Fast zwei Jahre hat man auf ein Yes-Lebenszeichen warten müssen, und für exakt 5 Minuten 30 Sekunden ist da die Hoffnung, daß es sich doppelt gelohnt hat. Beim ersten Stück, dem Titelsong des neunten Gruppenalbums nämlich, geschieht folgendes: Zuerst wirft man einen Blick aufs Label, um sicherzugehen, daß da keine falsche Scheibe in die Hipgnosis-Hülle geraten ist, und dann kommt der Gedanke, „Mein Gott, endlich eine Übergruppe, die sich nicht als reproduzierendes Denkmal versteht, sondern Mut zu Neuem hat – auch wenn es etwas Altes ist.“ Denn „Going For The One“ rockt solide drauflos, für Yes-Verhältnisse überraschend launig und unkompliziert.

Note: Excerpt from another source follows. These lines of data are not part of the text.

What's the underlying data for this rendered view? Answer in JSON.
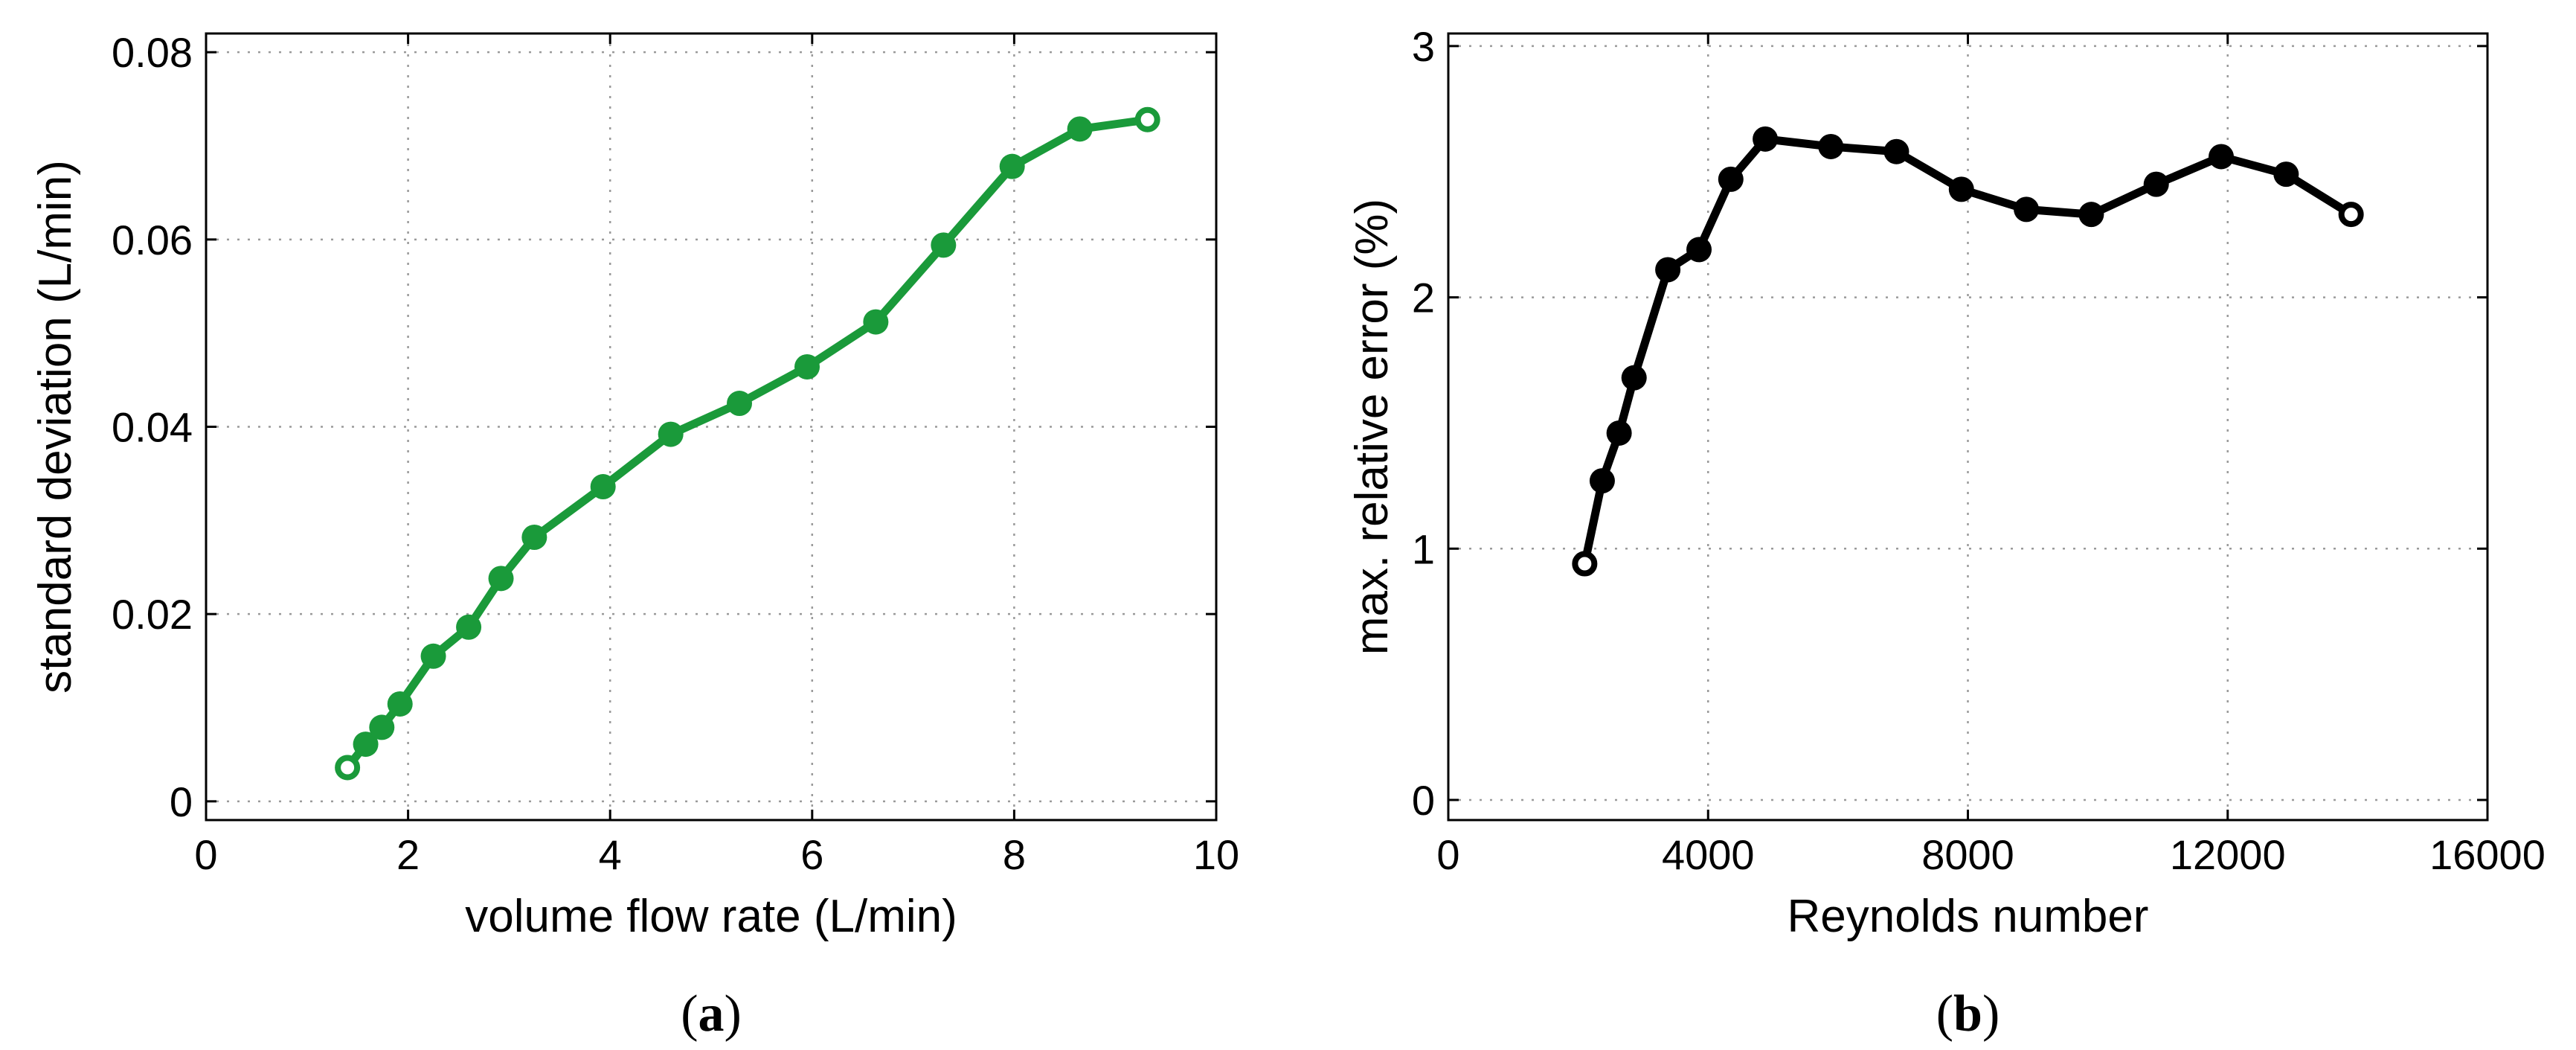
{
  "chart_data": [
    {
      "type": "line",
      "panel_label": "a",
      "xlabel": "volume flow rate (L/min)",
      "ylabel": "standard deviation (L/min)",
      "xlim": [
        0,
        10
      ],
      "ylim": [
        -0.002,
        0.082
      ],
      "xticks": [
        0,
        2,
        4,
        6,
        8,
        10
      ],
      "xtick_labels": [
        "0",
        "2",
        "4",
        "6",
        "8",
        "10"
      ],
      "yticks": [
        0,
        0.02,
        0.04,
        0.06,
        0.08
      ],
      "ytick_labels": [
        "0",
        "0.02",
        "0.04",
        "0.06",
        "0.08"
      ],
      "grid": true,
      "series": [
        {
          "name": "standard deviation",
          "color": "#1a9a3a",
          "x": [
            1.4,
            1.58,
            1.74,
            1.92,
            2.25,
            2.6,
            2.92,
            3.25,
            3.93,
            4.6,
            5.28,
            5.95,
            6.63,
            7.3,
            7.98,
            8.65,
            9.32
          ],
          "y": [
            0.0036,
            0.0061,
            0.0079,
            0.0104,
            0.0155,
            0.0186,
            0.0238,
            0.0282,
            0.0336,
            0.0392,
            0.0425,
            0.0464,
            0.0512,
            0.0594,
            0.0678,
            0.0718,
            0.0728
          ],
          "open_markers": [
            0,
            16
          ]
        }
      ]
    },
    {
      "type": "line",
      "panel_label": "b",
      "xlabel": "Reynolds number",
      "ylabel": "max. relative error (%)",
      "xlim": [
        0,
        16000
      ],
      "ylim": [
        -0.08,
        3.05
      ],
      "xticks": [
        0,
        4000,
        8000,
        12000,
        16000
      ],
      "xtick_labels": [
        "0",
        "4000",
        "8000",
        "12000",
        "16000"
      ],
      "yticks": [
        0,
        1,
        2,
        3
      ],
      "ytick_labels": [
        "0",
        "1",
        "2",
        "3"
      ],
      "grid": true,
      "series": [
        {
          "name": "max. relative error",
          "color": "#000000",
          "x": [
            2100,
            2370,
            2630,
            2860,
            3380,
            3860,
            4350,
            4880,
            5890,
            6900,
            7900,
            8900,
            9900,
            10900,
            11900,
            12900,
            13900
          ],
          "y": [
            0.94,
            1.27,
            1.46,
            1.68,
            2.11,
            2.19,
            2.47,
            2.63,
            2.6,
            2.58,
            2.43,
            2.35,
            2.33,
            2.45,
            2.56,
            2.49,
            2.33
          ],
          "open_markers": [
            0,
            16
          ]
        }
      ]
    }
  ]
}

Dann allerdings läßt sich die Gruppe schon wieder von den kalt-ästhetischen Klangkonstruktionen ihrer Vergangenheit einholen: „Turn Of The Century“ ist musikalisch ebenso schicksalsschwanger wie sein Titel, ein klassizistisch-orchestrales Geplänkel, ohne größere Faszinationskraft, und „Parallels“, ein unverbindliches, vokalbetontes STück mit geradem Beat-Rhythmus und starken Orgel-Akzenten. „Wondrous Stories“, melodiösromantischer Auftakt der zweiten Seite, lohnt wieder ein mehrmaliges Hinhören. Er steht direkt in der „Topographie Oceans“-Tradition, ebenso wie das abschließende 15-Minuten-Monster „Awaken“, das zwischen zerbrechlicher Traumatmosphäre und pathetischer Materialschlacht pendelt. Überhaupt läßt sich das ganze Platten-Opus ziemlich exakt zwischen den faszinierenden „Tales From…“ und dem nicht minder brillanten „Relayer“ ansiedeln, ohne daß es allerdings das Niveau eines der beiden unmittelbaren Vorläufer erreicht. Rick Wakeman, nun wieder dabei, steckt hörbar zurück, zumindest, was seine Spezialität anbelangt, den wabernden Klangbombast. Und auch Jon Anderson, dem Hauptkonzeptor des Albums, haben seine Mitstreiter auf die Finger geschaut: das Gruppenprodukt fällt kompakter aus als dessen versponnenes Soloalbum. Unterm Strich eine solide Arbeit, die trotz Schattenseiten beweist, daß der Rock-Dinosaurier Yes (im Gegensatz zum Artgenossen Floyd) den Marsch in die Sterbesümpfe (noch?) nicht angetreten hat.